I first started coarse fishing at the age of 7. I am now 37. I've tried most forms of coarse fishing, and am even reasonably competent in some of them

I started beach fishing when I was an undergraduate, and though I have never since lived so conveniently close to the sea, I still indulge when I get the chance. I took up fly fishing two or three years ago, for coarse fish at first. Last season was my first full season of fly fishing for trout. Since the start of 2010 I have been tying my own flies and fishing pretty much exclusively with my own produce. I have divided my fly fishing between fishing for rainbows in a large reservoir and a few small stillwaters and fishing for small wild brown trout in a tiny river.
A few observations:
Casting a fly line well is a new skill, and one I have not yet mastered. I'm getting better, though.

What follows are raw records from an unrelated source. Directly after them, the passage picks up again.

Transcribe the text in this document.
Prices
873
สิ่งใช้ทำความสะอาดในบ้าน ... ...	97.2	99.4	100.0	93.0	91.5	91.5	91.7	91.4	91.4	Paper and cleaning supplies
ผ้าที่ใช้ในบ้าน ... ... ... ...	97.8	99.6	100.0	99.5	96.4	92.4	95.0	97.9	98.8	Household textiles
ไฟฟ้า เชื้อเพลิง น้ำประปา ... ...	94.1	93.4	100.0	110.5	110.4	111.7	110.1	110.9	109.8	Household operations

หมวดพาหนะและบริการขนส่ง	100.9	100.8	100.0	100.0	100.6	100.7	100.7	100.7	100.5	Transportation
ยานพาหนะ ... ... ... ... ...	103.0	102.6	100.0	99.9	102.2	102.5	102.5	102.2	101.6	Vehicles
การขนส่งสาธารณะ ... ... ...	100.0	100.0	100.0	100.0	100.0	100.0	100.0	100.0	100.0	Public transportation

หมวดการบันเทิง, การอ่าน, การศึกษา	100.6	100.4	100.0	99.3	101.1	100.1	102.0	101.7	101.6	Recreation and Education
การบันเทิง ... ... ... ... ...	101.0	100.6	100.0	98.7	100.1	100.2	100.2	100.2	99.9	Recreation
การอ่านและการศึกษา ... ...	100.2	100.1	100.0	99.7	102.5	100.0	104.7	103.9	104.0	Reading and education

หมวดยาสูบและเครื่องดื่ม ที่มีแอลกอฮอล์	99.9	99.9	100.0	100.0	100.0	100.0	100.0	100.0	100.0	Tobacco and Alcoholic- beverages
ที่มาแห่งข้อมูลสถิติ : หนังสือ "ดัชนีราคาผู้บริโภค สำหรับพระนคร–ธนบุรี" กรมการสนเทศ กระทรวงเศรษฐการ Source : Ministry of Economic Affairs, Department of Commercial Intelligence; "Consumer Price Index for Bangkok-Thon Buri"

Trout are very stupid and very greedy, which makes it even more infuriating when they don't cooperate. Which often, they don't.
Fly tackle is perfectly adapted to fishing the dry fly. There is no other style of fishing, in my opinion, which can present a small floating bait better. For presenting a fly under the surface, fly tackle's presentation and bite indication seems terribly crude to me. Working round that is part of the challenge.

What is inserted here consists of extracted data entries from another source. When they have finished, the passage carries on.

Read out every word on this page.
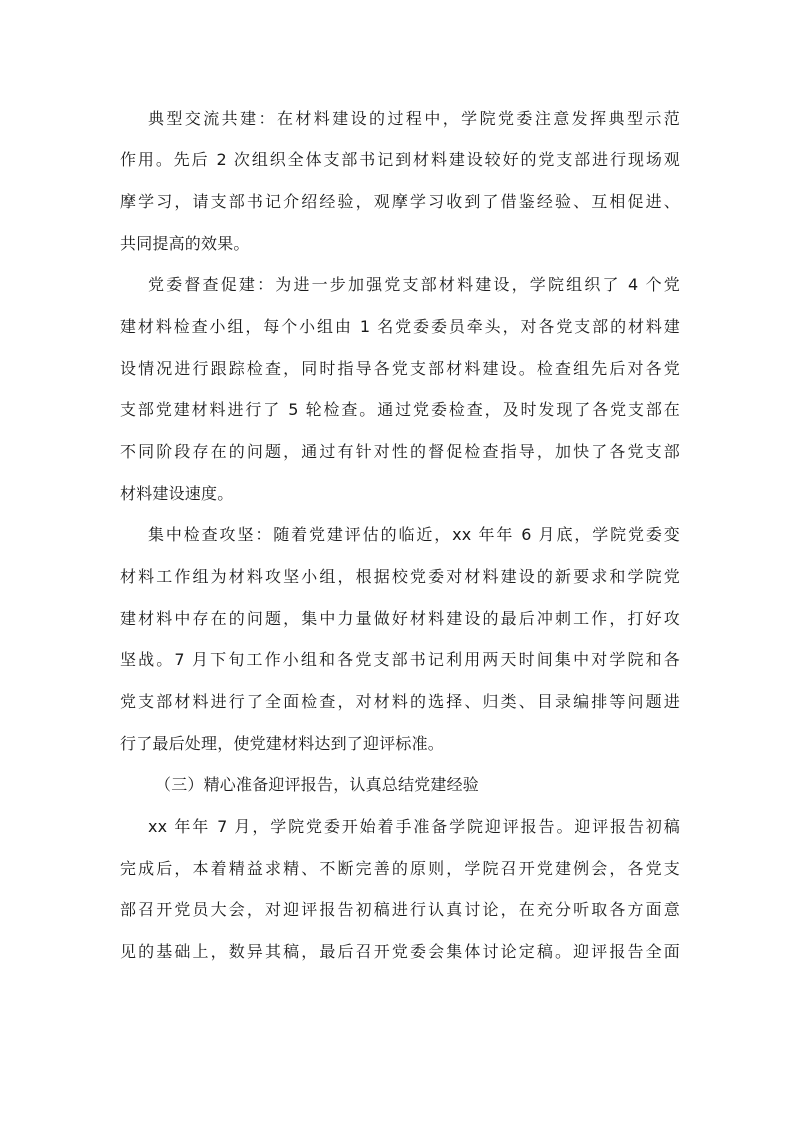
典型交流共建：在材料建设的过程中，学院党委注意发挥典型示范
作用。先后 2 次组织全体支部书记到材料建设较好的党支部进行现场观
摩学习，请支部书记介绍经验，观摩学习收到了借鉴经验、互相促进、
共同提高的效果。
党委督查促建：为进一步加强党支部材料建设，学院组织了 4 个党
建材料检查小组，每个小组由 1 名党委委员牵头，对各党支部的材料建
设情况进行跟踪检查，同时指导各党支部材料建设。检查组先后对各党
支部党建材料进行了 5 轮检查。通过党委检查，及时发现了各党支部在
不同阶段存在的问题，通过有针对性的督促检查指导，加快了各党支部
材料建设速度。
集中检查攻坚：随着党建评估的临近，xx 年年 6 月底，学院党委变
材料工作组为材料攻坚小组，根据校党委对材料建设的新要求和学院党
建材料中存在的问题，集中力量做好材料建设的最后冲刺工作，打好攻
坚战。7 月下旬工作小组和各党支部书记利用两天时间集中对学院和各
党支部材料进行了全面检查，对材料的选择、归类、目录编排等问题进
行了最后处理，使党建材料达到了迎评标准。
（三）精心准备迎评报告，认真总结党建经验
xx 年年 7 月，学院党委开始着手准备学院迎评报告。迎评报告初稿
完成后，本着精益求精、不断完善的原则，学院召开党建例会，各党支
部召开党员大会，对迎评报告初稿进行认真讨论，在充分听取各方面意
见的基础上，数异其稿，最后召开党委会集体讨论定稿。迎评报告全面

Not being able to feed the swim sometimes makes it feel a bit "chuck and chance it" compared to coarse fishing - though of course if you can't draw the fish to you or get them feeding on your hookbait, you have to go to them and figure out what they would like to eat.
Fly fishing seems to be more about the process and less about the ends than coarse fishing. Innovations which make it more effective tend to be frowned upon.
Some small stocked fisheries can sometimes feel a bit like catching small carp in a commercial.
Overall, I would say that it is neither harder nor easier, but different. I nearly took a fly rod with me on this evening's tench fishing trip, and then spent half the evening wishing I had done - lots of rudd rising in my swim would have been great fun. A waggler rod and maggot would have been far more effective, but that is not the rod I was pining for.